As I mentioned before, Snowball comes with many stemming algorithms: a few English ones, and one each for several other languages. Because it has no way of determining ahead of time which language the user’s email will be in, we have to pick for it. We try to match the user’s locale to a language for which we have a stemming algorithm, falling back on the more advanced English stemmer if we can’t. Even people who set their computer to one language might send and receive emails in another language or many languages, so an approximation is the best we can hope for. Since the same algorithm is applied to both emails and search queries, and words in other languages aren’t too likely to trigger one language’s stemming rules, getting it wrong isn’t usually that bad. English may be a selfish default, but it seems like a good guess when you don’t now what language an email might be in.

In practice, choosing the stemming algorithm this way seems to work pretty well. The main issue with our stemmer, aside from potentially over-stemming, is that the language is set once on first run, and can’t be changed subsequently. We have a ticket to allow the user to set the stemming algorithm, maybe including disabling it entirely, but changing it means rebuilding the entire search index, so it’s not a task to undertake lightly.

Query Preprocessing

Even with stemming in place, displaying the search results as you type can be jarring. As I said before, tokens must usually match the search tokens exactly. If you’re typing even a short word like hello, the results for he, hell, and hello will likely all be very different. It’s not a great experience to have these results pop in and out when you haven’t even typed the full word you actually want to search for.

SQLite has a feature called token prefix queries that allows us to fix this problem. When you append an asterisk to a word in the query, SQLite will match any token starting with that string. Because the results for hell* are a subset of the results for he*, the search results will then appear to slim down as you finish typing. There’s a nice symmetry to this where the results become more exact as you hone down your search query.

Of course, we can’t put the onus on the user to end every word with an asterisk as they type. Instead, there’s a bit of rudimentary preprocessing code that runs each time the user types a character in the search box, modifying the query before we pass it off to SQLite. The preprocessor approximates finding the end of what the user probably meant as a word and adding an asterisk so SQLite will match it as a prefix. The code may not be formal or particularly precise, but it works well enough.

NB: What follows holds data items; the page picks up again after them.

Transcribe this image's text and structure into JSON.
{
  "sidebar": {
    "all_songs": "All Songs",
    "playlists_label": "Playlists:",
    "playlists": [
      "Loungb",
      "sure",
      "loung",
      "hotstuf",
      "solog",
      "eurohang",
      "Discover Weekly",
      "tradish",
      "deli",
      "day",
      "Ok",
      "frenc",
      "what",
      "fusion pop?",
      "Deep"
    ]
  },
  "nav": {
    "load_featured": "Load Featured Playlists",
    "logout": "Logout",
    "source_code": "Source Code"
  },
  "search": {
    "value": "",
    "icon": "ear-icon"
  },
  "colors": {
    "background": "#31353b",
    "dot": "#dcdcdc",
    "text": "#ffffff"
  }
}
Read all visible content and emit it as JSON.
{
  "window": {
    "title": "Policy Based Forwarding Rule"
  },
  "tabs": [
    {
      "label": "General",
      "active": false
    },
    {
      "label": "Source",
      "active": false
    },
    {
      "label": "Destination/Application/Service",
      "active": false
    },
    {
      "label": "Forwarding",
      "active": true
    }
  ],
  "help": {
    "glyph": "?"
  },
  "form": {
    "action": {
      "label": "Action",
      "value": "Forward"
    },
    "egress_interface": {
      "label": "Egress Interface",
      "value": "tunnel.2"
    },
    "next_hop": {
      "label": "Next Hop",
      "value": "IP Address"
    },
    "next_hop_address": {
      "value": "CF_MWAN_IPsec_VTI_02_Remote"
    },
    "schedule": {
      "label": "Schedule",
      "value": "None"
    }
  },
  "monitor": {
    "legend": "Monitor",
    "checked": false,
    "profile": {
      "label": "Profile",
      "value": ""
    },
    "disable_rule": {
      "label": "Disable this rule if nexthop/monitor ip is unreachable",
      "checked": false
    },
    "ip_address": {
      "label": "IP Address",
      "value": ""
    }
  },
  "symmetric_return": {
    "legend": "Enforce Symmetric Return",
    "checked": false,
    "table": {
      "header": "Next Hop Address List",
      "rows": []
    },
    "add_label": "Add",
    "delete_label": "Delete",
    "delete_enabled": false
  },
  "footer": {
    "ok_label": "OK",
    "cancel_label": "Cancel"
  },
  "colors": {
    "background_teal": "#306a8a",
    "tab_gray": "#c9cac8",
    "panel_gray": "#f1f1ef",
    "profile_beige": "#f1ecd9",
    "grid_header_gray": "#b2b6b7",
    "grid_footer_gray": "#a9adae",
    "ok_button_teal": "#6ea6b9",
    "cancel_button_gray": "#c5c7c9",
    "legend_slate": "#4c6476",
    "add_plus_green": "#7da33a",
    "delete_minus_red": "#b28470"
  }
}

With this preprocessor in place, seeing the search results as you type is much smoother. Like stemming, though, you don’t always want your words turned into prefixes. Imagine if you wanted to find your one email about hell, but Geary kept showing you lots of emails containing hello. Unlike stemming, because the preprocessor is something we do only before sending the string to SQLite, we can turn it off easily. The code checks for words and phrases surrounded by double-quotes, and passes them unmolested.

Normally, having SQLite do a prefix match takes some extra cycles because it has to check a greater number of index entries for matching instead of simply doing an exact comparison. However, there’s a feature where at table creation, you can tell SQLite to index substrings of each token so that prefix matches are again exact comparisons or very close to it. We make use of this feature to speed up our common prefix match use case. Unfortunately, this comes at a cost of a greater table size on disk, since each word now has a number of entries in the index. The bloated size is problematic for the obvious reasons, plus one I’ll discuss later that might not be obvious.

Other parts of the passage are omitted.